Augmentation des tensions dans les Hauts-Plateaux de Fizi, occasionnant une réduction de la présence humanitaire Des tensions sont apparues après le déploiement de militaires et l’arrestation, le 12 juin, d’un couple accusé d’appartenir à un groupe arméDes manifestations populaires devant l’État-Major des FARDC à Minembwe en ont découlé. Le 15 juin, dans le village de Kalingi sur l’axe Minembwe-Mikenge, sept militaires congolais ont été enlevés, Suite à cela, huit ONG internationales œuvrant dans la région de Minembwe ont décidé d’évacuer leurs personnels de manière préventive vers Bukavu, et ont dû cesser leurs activités. La situation à Minembwe a continué de se détériorer le 29 juin avec la mort d’un soldat congolais puis celle de six civils le 30 juin, entrainant de nouveaux déplacements vers les villages voisins. Au 30 juin, les activités humanitaires n’avaient pas encore repris.

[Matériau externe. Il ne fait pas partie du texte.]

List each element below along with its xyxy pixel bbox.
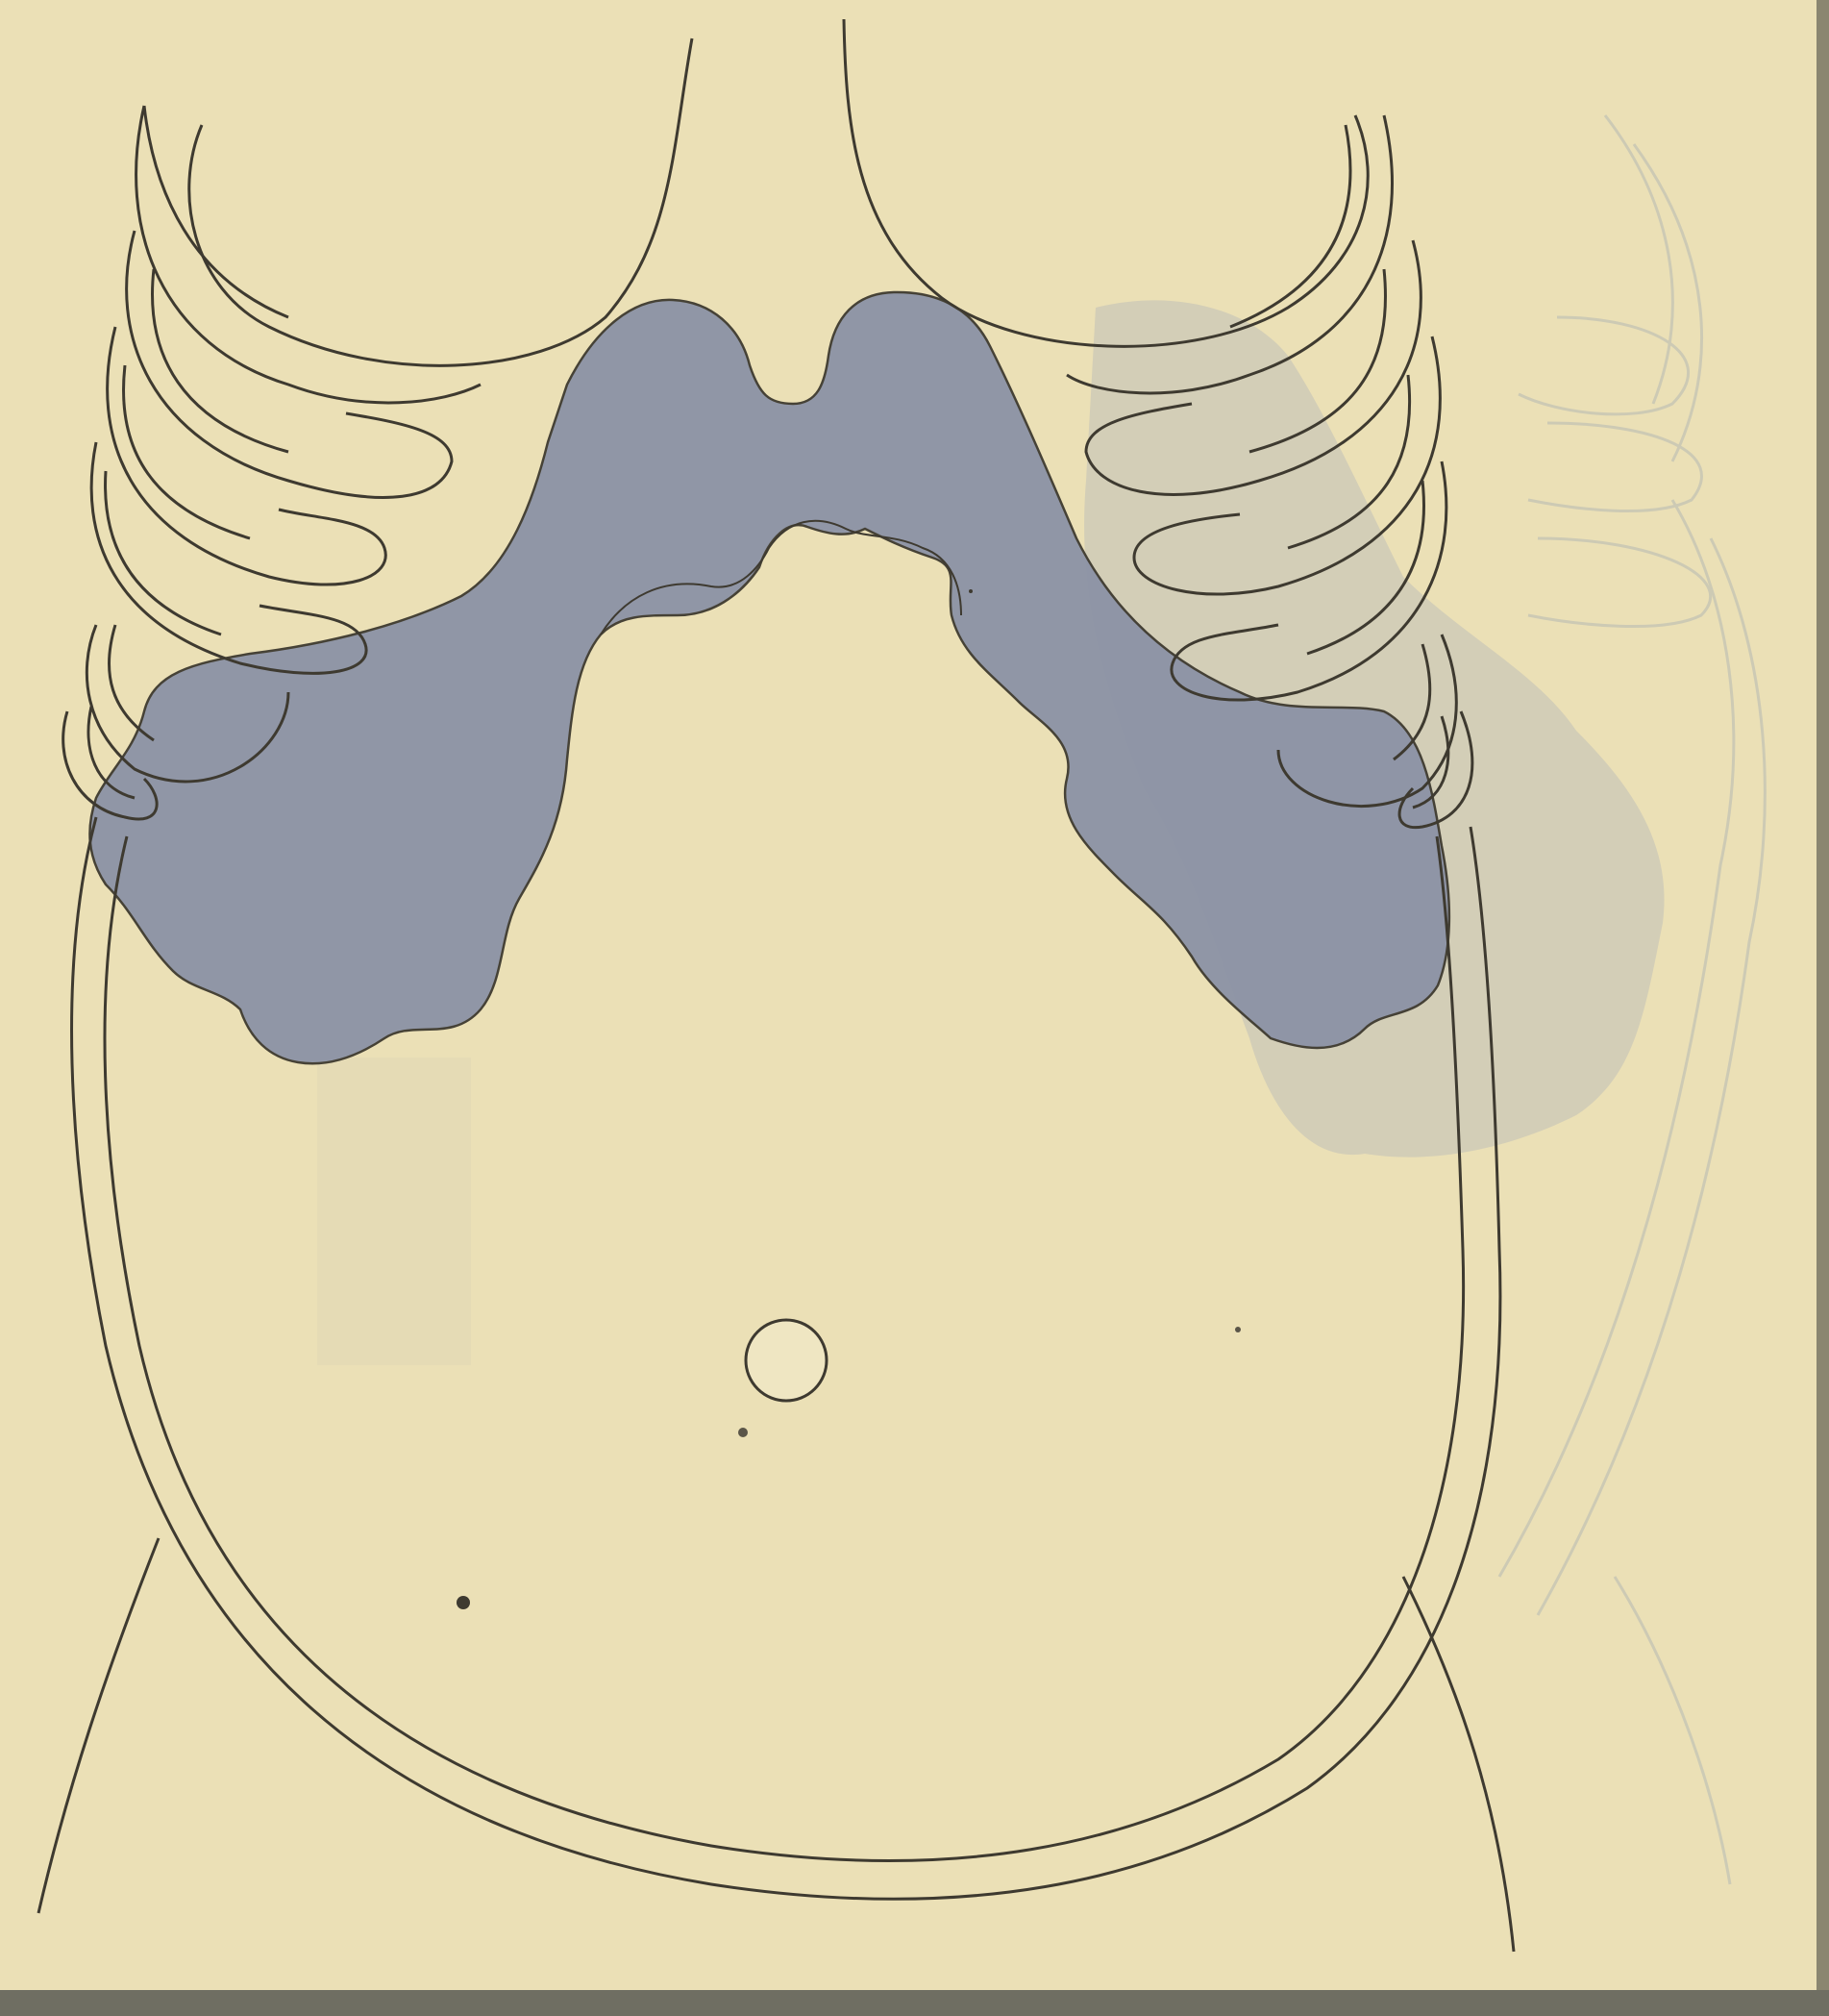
page-edge-bottom (0, 1990, 1829, 2016)
mark-dot (738, 1428, 748, 1437)
navel-marker (746, 1320, 827, 1401)
paper-smudge (317, 1058, 471, 1365)
mark-dot (1235, 1327, 1241, 1332)
mark-dot (969, 589, 973, 593)
mark-dot (457, 1596, 470, 1609)
hip-lines (38, 1538, 1514, 1952)
page-edge-right (1817, 0, 1829, 1990)
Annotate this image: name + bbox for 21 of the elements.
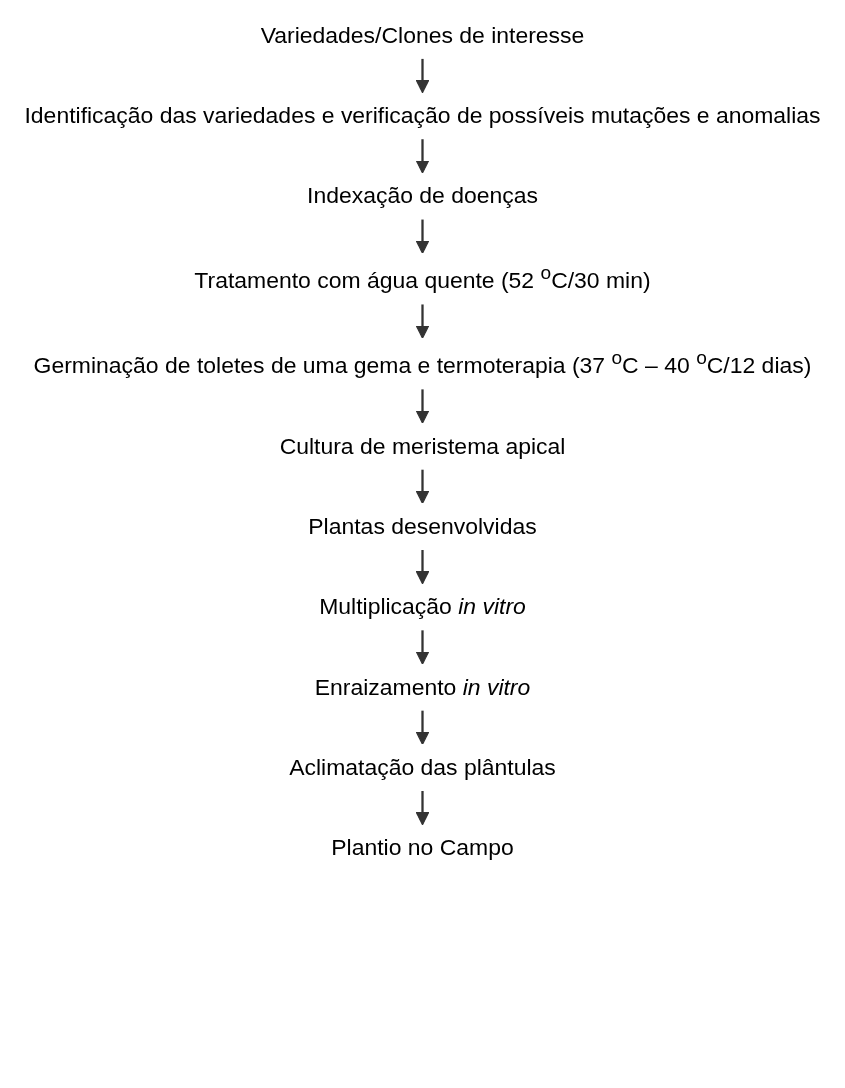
arrow xyxy=(415,304,430,339)
arrow xyxy=(415,550,430,585)
node-text: Aclimatação das plântulas xyxy=(289,753,556,780)
arrow xyxy=(415,58,430,94)
arrow xyxy=(415,710,430,745)
arrow xyxy=(415,389,430,424)
node-text: Germinação de toletes de uma gema e termoterapia (37 $^{o}$C – 40 $^{o}$C/12 dias) xyxy=(33,347,812,378)
arrow xyxy=(415,791,430,826)
node-text: Multiplicação in vitro xyxy=(319,592,526,619)
arrow xyxy=(415,139,430,174)
arrow xyxy=(415,630,430,665)
node-text: Tratamento com água quente (52 $^{o}$C/30 min) xyxy=(194,262,651,293)
arrow xyxy=(415,469,430,504)
node-text: Plantio no Campo xyxy=(331,833,514,860)
node-text: Identificação das variedades e verificação de possíveis mutações e anomalias xyxy=(24,101,821,128)
node-text: Cultura de meristema apical xyxy=(279,432,566,459)
node-text: Plantas desenvolvidas xyxy=(308,512,537,539)
node-text: Indexação de doenças xyxy=(307,182,538,209)
node-text: Variedades/Clones de interesse xyxy=(260,21,585,48)
arrow xyxy=(415,219,430,254)
node-text: Enraizamento in vitro xyxy=(314,673,531,700)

Persistance des activités des groupes armés dans la partie sud-est du territoire de Fizi et limite de l’accès humanitaire Début juin, l’incursion d’un groupe armé dans la localité de Kafulo en zone de santé de Fizi contraint les habitants à fuir temporairement vers les villages de Mukera et Katanga. La situation est revenue au calme le 4 juin. La récurrence de ces violences pose des contraintes d’accès sécuritaire à l’assistance humanitaire. Dans la même période, des affrontements intra et inter-groupes armés dans la zone de santé de Nundu ont mené à des déplacements de population. Cette zone connaissait une accalmie sécuritaire depuis près de six mois.

Province du Maniema Des affrontements au sein d’un même groupe armé, début juin, dans le village de Mombese, territoire de Kabambare, ont causé la mort d’une femme et poussé environ 7 400 personnes, en provenance de Mombese et de villages environnants, à se déplacer vers Kibangula, Muyombo et Inera. Fin juin, ces mêmes factions se sont à nouveau affrontées durant deux jours, occasionnant des déplacements temporaires. En plus de la persistance de conflits intra et inter-groupes armés, la communauté humanitaire a également été prise pour cible dans le Maniema, avec un membre d’une ONG nationale fouillé et dévalisé par un groupe armé. Deux agents d’une autre organisation ont également été victimes de vols le 9 juin par des hommes munis de machettes à environ 20 km de Salamabila-centre.

La province du Maniema continue de subir une épidémie de rougeole. La Division provinciale de la Santé (DPS) a recensé une hausse du nombre de cas dans plusieurs zones de santé, passant de moins de 200 à plus de 800 cas au mois de juin. Depuis le début de l’année, la DPS a recensé 3 194 cas dont 67 décès. Les zones de santé les plus fortement touchées sont Kibombo, Salamabila, Kailo, Kindu et Alunguli. La province fait face à un manque d’intrants et traitements pour y répondre de manière efficace. Une grève nationale du personnel soignant débutée le 9 juin a également eu un impact sur la situation. L’OMS, soutenue par MSF, prévoit de lancer une campagne de vaccincation dans six zones de santé en juillet.

Dans la zone de santé de Salamabila, l’une des premières conséquences du conflit lié à l’exploitation minière est la floraison d’acteurs armés dont la présence favorise l’augmentation de la vulnérabilité des populations, notamment la hausse des cas de viol et d’autres formes de violences sexuelles. Les routes qui mènent aux champs et les champs eux-mêmes sont les lieux de prédilection des agresseurs. Durant les six derniers mois, 726 cas de violences sexuelles ont été enregistrés par le Bureau central de la zone de santé.